I would disagree with the assessment that the pro is fine on this route and would certainly not recommend it to a novice leader. While a moderate grade, Applied Magnetics is a lead to be taken seriously. A fall before clipping the solitary bolt would likely result in broken bones or worse.

By Matthew Fienup
Administrator
From: Ventura, CA
Feb 18, 2006
rating: 5.8+ PG13

Agreed, this is NOT a beginner's lead--especially since the bolt that once protected the crux bulge was painfully removed in 2004. This route is once again a serious matter for the leader.

In 2005, the two-bolt anchor atop Applied Magentics was replaced with the following gear: two 14mm Petzl Bat'inox glue-ins and one 12mm Fixe Triplex expansion bolt.

The single lead bolt that protects the route was placed more than 20 years ago by Tom Adam and is not actually part of the original route taken by Chouinard and party. This bolt was part of an independent route known as "Brush Up Your Shakespear;" although, it is now universally held to be a part of Applied Magnetics.

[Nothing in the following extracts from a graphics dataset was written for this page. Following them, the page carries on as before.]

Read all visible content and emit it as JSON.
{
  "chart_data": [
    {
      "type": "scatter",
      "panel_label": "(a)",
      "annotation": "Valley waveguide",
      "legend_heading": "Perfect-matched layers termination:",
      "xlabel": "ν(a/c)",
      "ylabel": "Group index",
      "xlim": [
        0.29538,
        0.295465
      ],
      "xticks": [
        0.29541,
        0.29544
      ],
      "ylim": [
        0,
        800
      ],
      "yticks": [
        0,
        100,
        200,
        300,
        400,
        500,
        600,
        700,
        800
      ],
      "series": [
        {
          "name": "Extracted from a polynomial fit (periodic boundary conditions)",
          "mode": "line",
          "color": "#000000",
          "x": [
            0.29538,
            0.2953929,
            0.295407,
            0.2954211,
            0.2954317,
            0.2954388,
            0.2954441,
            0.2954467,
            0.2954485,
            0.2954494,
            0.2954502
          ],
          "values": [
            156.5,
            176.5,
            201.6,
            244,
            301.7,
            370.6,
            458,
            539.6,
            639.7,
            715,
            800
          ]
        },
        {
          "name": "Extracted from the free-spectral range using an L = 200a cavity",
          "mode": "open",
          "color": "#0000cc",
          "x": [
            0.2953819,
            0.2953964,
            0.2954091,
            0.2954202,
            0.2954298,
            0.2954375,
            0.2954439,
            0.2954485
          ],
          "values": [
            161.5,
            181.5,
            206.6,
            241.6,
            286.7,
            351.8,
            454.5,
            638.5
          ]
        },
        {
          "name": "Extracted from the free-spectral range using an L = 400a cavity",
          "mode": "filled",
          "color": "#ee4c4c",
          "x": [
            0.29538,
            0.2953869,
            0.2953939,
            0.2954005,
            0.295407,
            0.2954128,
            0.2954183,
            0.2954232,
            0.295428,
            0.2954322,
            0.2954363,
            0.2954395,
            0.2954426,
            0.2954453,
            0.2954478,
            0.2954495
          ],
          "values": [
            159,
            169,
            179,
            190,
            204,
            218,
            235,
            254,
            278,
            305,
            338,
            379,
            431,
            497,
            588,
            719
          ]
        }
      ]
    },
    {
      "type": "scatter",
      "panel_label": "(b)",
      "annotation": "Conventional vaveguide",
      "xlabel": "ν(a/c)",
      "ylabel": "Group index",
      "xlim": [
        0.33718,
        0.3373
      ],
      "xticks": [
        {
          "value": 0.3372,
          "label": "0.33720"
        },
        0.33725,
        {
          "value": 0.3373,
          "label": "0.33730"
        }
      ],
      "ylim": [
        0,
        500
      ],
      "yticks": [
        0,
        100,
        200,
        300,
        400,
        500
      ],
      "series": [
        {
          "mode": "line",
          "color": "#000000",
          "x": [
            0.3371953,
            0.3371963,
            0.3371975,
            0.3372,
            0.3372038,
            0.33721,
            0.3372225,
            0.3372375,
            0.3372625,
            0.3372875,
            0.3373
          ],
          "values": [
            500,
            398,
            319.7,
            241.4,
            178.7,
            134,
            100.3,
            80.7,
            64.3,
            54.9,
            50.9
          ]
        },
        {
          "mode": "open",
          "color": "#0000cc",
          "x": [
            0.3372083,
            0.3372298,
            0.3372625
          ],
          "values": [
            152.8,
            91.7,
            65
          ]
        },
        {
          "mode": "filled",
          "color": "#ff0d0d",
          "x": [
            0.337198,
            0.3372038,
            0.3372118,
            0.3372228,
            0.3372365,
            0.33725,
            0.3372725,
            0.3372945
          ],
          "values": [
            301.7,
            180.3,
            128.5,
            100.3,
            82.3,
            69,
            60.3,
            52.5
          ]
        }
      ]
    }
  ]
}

The bolt is overdue for replacement.

By Jeremy Schlick
From: Flagstaff, AZ
Jan 3, 2007

A very comitting lead for the grade. I would agree you may want to feel very solid at 5.10 or so before doing this one. A few decent pieces at about 15 feet. At 30 feet you get a couple really good wires which I equalized. The rest of the shit I put in wouldn't of held shit. The bolt is welcome up high as there are a few moves below the lip that you really hope everything sticks, thus the name. An all around miniadventure. Don't fall.

By Jon Hanlon
From: SLO
Jan 4, 2007

Applied Magnetics was a computer component manufacturing firm and was located in Goleta for many years. I worked there as an intern every summer during college. It is a fitting name for many of the moves on this scary route!